Bailed out insurer AIG plans to sell more than half of its stake in AIA Group Ltd through a Hong Kong listing, aiming to raise up to $20.5 billion at the top price, including a rare up size option and an overallotment to underwriters.
Asia has led the world in IPOs, raising $90 billion in the first nine months of the year, according to data compiled by Thomson Reuters — more than double the combined total from the United States, Europe, the Middle East and Africa.
“Unlike Chinese insurers, which are in a relatively high growth stage, its (AIA) growth is seen at a slower pace. It will be attractive if it can price near the lower end range,” said Patrick Yiu, a director from CASH Asset Management.
AIG is offering 5.86 billion shares in a range of HK$18.38-HK$19.68 each ($2.35-$2.52) under the basic offer.
At its top end, AIA will be valued at $30.5 billion, just above the $30.4 billion UK insurer Prudential had offered for AIA in June, after cutting its initial bid. The bid ultimately failed.
A Reuters poll of 17 participants forecast AIG to price its IPO at HK$19.14 each, with estimates ranging from HK$18.38-HK$19.68, matching the official indicative price range.
Ten fund managers, two analysts, four traders and one hedge fund manager participated in the poll, which closed on Wednesday.
On Sunday, sources said the AIA IPO had already been covered more than five times in the first week since it was launched on Oct 5.
At the top end, AIA will be valued at 1.32 times price to embedded value, far lower than some of the Chinese insurers such as China Life and Ping An Insurance Co.
AIA’s unique position as the only listed life insurer with a wide foot print in the rapidly growing Asia Pacific region is a big draw for investors, fund managers said.
The firm operates in 15 markets in Asia. Unlike many other foreign insurers, AIA has 100 percent ownership of its entities in China, Indonesia, Malaysia, Thailand and Vietnam. AIA has more than 300,000 agents in Asia.
AIA’s large size means it will have a sizeable weighting in the benchmark Hong Kong stock index, creating additional demand from Index tracking funds. CLSA Asia Pacific expects AIA to have a 5 percent weighting in the Hong Kong index.
“It will leave you with no choice but to go ahead and subscribe for the shares even if it is priced at the higher end of the range,” said Alex Wong, a director with Ample Finance Group. “It is a hot issue and there is ample market liquidity,” Wong added.
At $20.5 billion, the AIA IPO would be the world’s second biggest so far this year and the largest ever on the Hong Kong stock exchange. It could generate about $300 million in underwriting fees.
The IPO follows the record-breaking $21.9 billion IPO of the Agricultural Bank of China Ltd in July.
Citigroup Inc., Deutsche Bank AG, Goldman Sachs Group Inc and Morgan Stanley are joint global coordinators for the IPO. AIG has hired a total of 11 book runners to market the offer.

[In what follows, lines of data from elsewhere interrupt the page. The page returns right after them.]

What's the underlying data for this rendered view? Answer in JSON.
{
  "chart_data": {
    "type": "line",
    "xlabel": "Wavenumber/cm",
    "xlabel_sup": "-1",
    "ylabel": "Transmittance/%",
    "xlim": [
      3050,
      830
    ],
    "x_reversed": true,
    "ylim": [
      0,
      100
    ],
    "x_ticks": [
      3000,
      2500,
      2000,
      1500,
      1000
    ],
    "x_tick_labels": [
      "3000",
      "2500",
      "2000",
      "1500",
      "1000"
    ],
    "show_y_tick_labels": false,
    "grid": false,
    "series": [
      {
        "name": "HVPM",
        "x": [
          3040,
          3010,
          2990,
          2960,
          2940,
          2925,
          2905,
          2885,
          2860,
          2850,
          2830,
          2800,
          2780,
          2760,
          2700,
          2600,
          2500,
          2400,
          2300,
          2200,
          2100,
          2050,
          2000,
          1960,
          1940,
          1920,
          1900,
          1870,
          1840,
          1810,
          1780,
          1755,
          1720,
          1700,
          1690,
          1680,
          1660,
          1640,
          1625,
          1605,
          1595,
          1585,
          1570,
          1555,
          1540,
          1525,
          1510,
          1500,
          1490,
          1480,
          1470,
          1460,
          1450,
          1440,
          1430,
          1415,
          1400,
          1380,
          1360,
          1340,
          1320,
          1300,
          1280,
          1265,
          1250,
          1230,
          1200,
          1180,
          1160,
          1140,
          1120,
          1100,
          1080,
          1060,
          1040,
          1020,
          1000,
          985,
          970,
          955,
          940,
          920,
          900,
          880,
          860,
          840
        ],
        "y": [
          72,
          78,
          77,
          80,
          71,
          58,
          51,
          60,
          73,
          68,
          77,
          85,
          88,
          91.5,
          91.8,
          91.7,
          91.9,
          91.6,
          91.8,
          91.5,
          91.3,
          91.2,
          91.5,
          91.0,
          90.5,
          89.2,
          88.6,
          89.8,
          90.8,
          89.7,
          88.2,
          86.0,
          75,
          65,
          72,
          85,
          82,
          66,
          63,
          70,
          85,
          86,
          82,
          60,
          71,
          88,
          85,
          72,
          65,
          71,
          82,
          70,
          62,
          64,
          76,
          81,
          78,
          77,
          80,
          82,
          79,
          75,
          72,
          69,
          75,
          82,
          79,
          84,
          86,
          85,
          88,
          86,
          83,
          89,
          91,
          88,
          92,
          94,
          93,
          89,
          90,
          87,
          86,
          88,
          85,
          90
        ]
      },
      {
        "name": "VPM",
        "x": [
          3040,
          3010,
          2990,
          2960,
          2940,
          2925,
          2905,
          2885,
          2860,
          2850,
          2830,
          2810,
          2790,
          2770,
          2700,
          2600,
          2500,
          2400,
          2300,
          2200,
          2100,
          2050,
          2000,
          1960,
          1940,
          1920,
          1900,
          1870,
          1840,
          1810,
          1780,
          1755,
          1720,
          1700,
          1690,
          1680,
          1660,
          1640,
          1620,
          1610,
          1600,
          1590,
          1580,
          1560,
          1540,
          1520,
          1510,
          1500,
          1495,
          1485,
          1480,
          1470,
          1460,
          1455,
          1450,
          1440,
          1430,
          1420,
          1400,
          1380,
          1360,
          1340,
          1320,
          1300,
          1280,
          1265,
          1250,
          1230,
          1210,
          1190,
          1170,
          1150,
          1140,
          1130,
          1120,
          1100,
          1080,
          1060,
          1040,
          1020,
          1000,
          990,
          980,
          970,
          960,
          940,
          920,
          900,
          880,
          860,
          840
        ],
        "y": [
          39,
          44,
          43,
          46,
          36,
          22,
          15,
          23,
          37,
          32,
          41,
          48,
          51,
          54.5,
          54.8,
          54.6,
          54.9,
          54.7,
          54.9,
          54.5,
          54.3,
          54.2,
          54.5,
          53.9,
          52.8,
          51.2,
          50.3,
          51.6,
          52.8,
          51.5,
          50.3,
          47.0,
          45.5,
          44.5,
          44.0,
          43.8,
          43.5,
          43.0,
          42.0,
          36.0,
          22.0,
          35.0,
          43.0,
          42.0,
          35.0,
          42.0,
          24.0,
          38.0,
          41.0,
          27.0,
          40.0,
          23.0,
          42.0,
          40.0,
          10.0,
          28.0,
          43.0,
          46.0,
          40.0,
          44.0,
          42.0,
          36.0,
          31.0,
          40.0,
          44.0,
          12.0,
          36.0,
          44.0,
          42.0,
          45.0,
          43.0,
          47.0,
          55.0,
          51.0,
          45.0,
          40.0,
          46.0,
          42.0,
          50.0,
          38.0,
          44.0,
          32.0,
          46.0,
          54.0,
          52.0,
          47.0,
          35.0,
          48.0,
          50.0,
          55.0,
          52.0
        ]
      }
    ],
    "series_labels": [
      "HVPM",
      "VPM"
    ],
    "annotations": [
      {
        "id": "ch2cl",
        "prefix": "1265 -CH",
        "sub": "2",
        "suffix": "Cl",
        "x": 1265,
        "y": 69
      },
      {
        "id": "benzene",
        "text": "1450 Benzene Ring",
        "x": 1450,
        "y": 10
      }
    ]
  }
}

AIA’s offer is being supported by strong foreign inflows into Asia which has driven many regional stock markets to multi-year highs. The MSCI Asia-Pacific ex-Japan index has rallied about 13 percent from its August lows.
The IPO is set to be priced on Oct. 21/22 and trading will start on Oct. 29.
AIA traces its roots in Asia to 1919 when Cornelius Vander Starr, a young American entrepreneur, established a fire and marine insurance agency Shanghai. It has more than 23 million in-force policies and a brand widely recognized in Asia.
“Retail investors are excited about the issue due to its already established brand name and relatively significant market share. People are betting on another hefty gain on debut,” Alfred Chan, chief dealer at Cheer Pearl Investment.
Both China Life and Ping An trade more than 2 times price to embedded value due to their higher growth rates in China.
Embedded value is a measure commonly used to gauge the value of insurance companies and includes the present value of future profit from long-term insurance contracts.